My startup is building analytics and data viz products for a specific (unnamed) field. In our field there are two primary hardware vendors, both of whom make lousy, PC-bound software. The vendors know their software is deficient but they want to stick to making hardware. Our software is an add-on tool for data analysis and does not replace the basic functions of operating their hardware.
We are in conversations with both companies, who tell us their customers are asking for software like ours. One of the companies is asking us to propose a commission structure (they insist we make the first offer), whereas the other company so far seems happy to refer customers our way. Many customers own both types of hardware, and our software works with both types of data files. This equipment costs about $100k a pop, and their customers tend to own anywhere from 2 to 40 of them. Through our customer discovery we have learned that customers will pay ~10% of the value of their hardware per year for our software.
We plan to offer a SaaS version of the our product, priced roughly as described above ($10k/yr/machine), as well as an on-site deploy (many customers are highly security conscious) which will cost ~5x more than SaaS. These numbers are obviously approximate and still being worked out.
We clearly want to work with the hardware vendors as it gives us an intro to and legitimacy with customers, and should dramatically reduce our sales expenses. We want to give the vendors incentive to work with us, and align incentives such that we have a mutual interest in having customers continue to license our software on an ongoing basis. We believe this is a big win for the hardware vendors as their products tend to last a long time, so they're eager for another revenue stream.

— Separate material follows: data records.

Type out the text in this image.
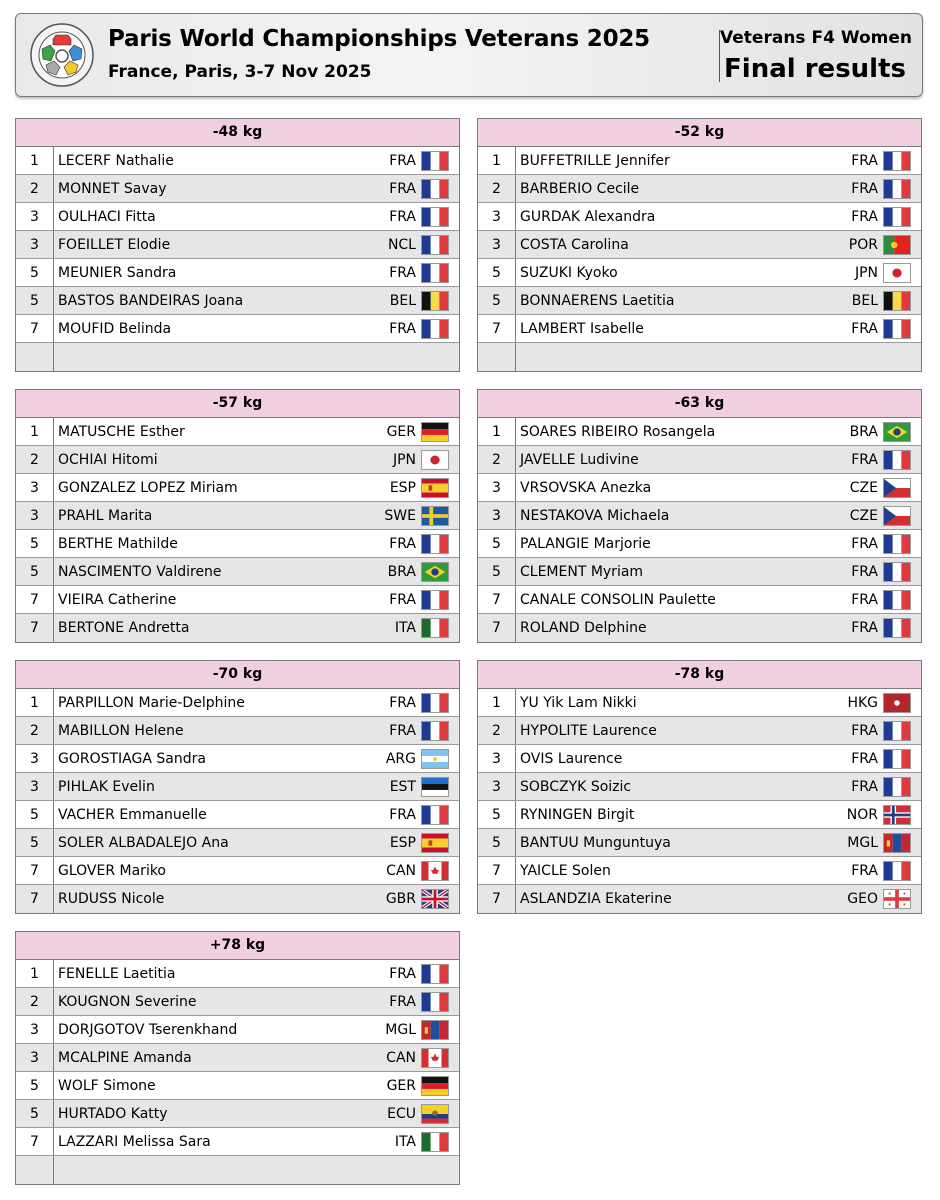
Paris World Championships Veterans 2025
France, Paris, 3-7 Nov 2025
Veterans F4 Women
Final results
-48 kg
1	LECERF Nathalie	FRA
2	MONNET Savay	FRA
3	OULHACI Fitta	FRA
3	FOEILLET Elodie	NCL
5	MEUNIER Sandra	FRA
5	BASTOS BANDEIRAS Joana	BEL
7	MOUFID Belinda	FRA
-52 kg
1	BUFFETRILLE Jennifer	FRA
2	BARBERIO Cecile	FRA
3	GURDAK Alexandra	FRA
3	COSTA Carolina	POR
5	SUZUKI Kyoko	JPN
5	BONNAERENS Laetitia	BEL
7	LAMBERT Isabelle	FRA
-57 kg
1	MATUSCHE Esther	GER
2	OCHIAI Hitomi	JPN
3	GONZALEZ LOPEZ Miriam	ESP
3	PRAHL Marita	SWE
5	BERTHE Mathilde	FRA
5	NASCIMENTO Valdirene	BRA
7	VIEIRA Catherine	FRA
7	BERTONE Andretta	ITA
-63 kg
1	SOARES RIBEIRO Rosangela	BRA
2	JAVELLE Ludivine	FRA
3	VRSOVSKA Anezka	CZE
3	NESTAKOVA Michaela	CZE
5	PALANGIE Marjorie	FRA
5	CLEMENT Myriam	FRA
7	CANALE CONSOLIN Paulette	FRA
7	ROLAND Delphine	FRA
-70 kg
1	PARPILLON Marie-Delphine	FRA
2	MABILLON Helene	FRA
3	GOROSTIAGA Sandra	ARG
3	PIHLAK Evelin	EST
5	VACHER Emmanuelle	FRA
5	SOLER ALBADALEJO Ana	ESP
7	GLOVER Mariko	CAN
7	RUDUSS Nicole	GBR
-78 kg
1	YU Yik Lam Nikki	HKG
2	HYPOLITE Laurence	FRA
3	OVIS Laurence	FRA
3	SOBCZYK Soizic	FRA
5	RYNINGEN Birgit	NOR
5	BANTUU Munguntuya	MGL
7	YAICLE Solen	FRA
7	ASLANDZIA Ekaterine	GEO
+78 kg
1	FENELLE Laetitia	FRA
2	KOUGNON Severine	FRA
3	DORJGOTOV Tserenkhand	MGL
3	MCALPINE Amanda	CAN
5	WOLF Simone	GER
5	HURTADO Katty	ECU
7	LAZZARI Melissa Sara	ITA
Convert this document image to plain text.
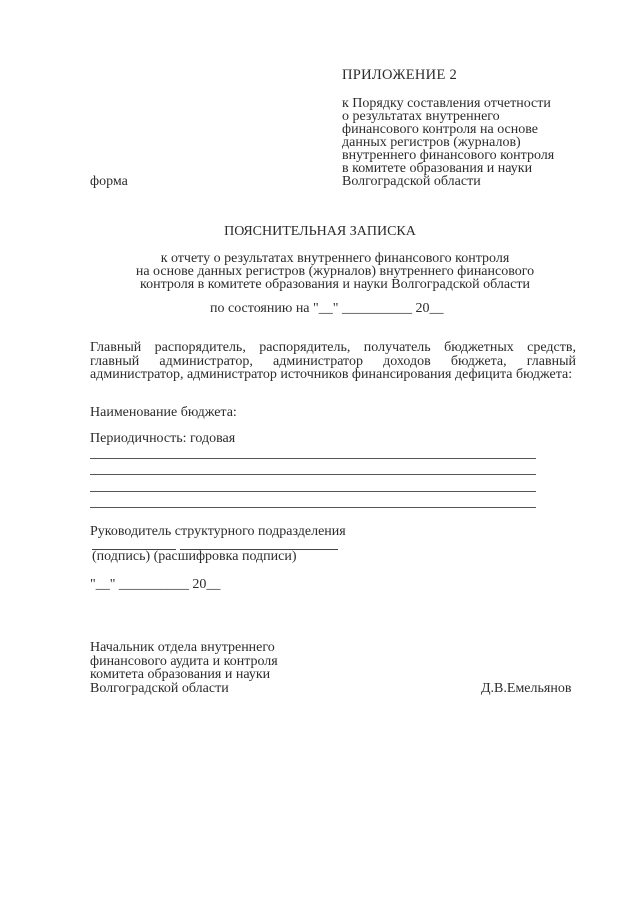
ПРИЛОЖЕНИЕ 2
к Порядку составления отчетности
о результатах внутреннего
финансового контроля на основе
данных регистров (журналов)
внутреннего финансового контроля
в комитете образования и науки
Волгоградской области
форма
ПОЯСНИТЕЛЬНАЯ ЗАПИСКА
к отчету о результатах внутреннего финансового контроля
на основе данных регистров (журналов) внутреннего финансового
контроля в комитете образования и науки Волгоградской области
по состоянию на "__" __________ 20__
Главный распорядитель, распорядитель, получатель бюджетных средств, главный администратор, администратор доходов бюджета, главный администратор, администратор источников финансирования дефицита бюджета:
Наименование бюджета:
Периодичность: годовая
Руководитель структурного подразделения
(подпись) (расшифровка подписи)
"__" __________ 20__
Начальник отдела внутреннего
финансового аудита и контроля
комитета образования и науки
Волгоградской области	Д.В.Емельянов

As a starting point, does 10% of first year revenues and 5% thereafter sound reasonable? 20/10? 20/5? Should it be different depending on type of sale (SaaS vs. on-site deploy)?
We're still working out our business model so I welcome further questions or suggestions as to how we should think about this.
Note: The vendor asking for us to propose a commission structure has ~25% market share, while the one making introductions freely making referrals has ~60%.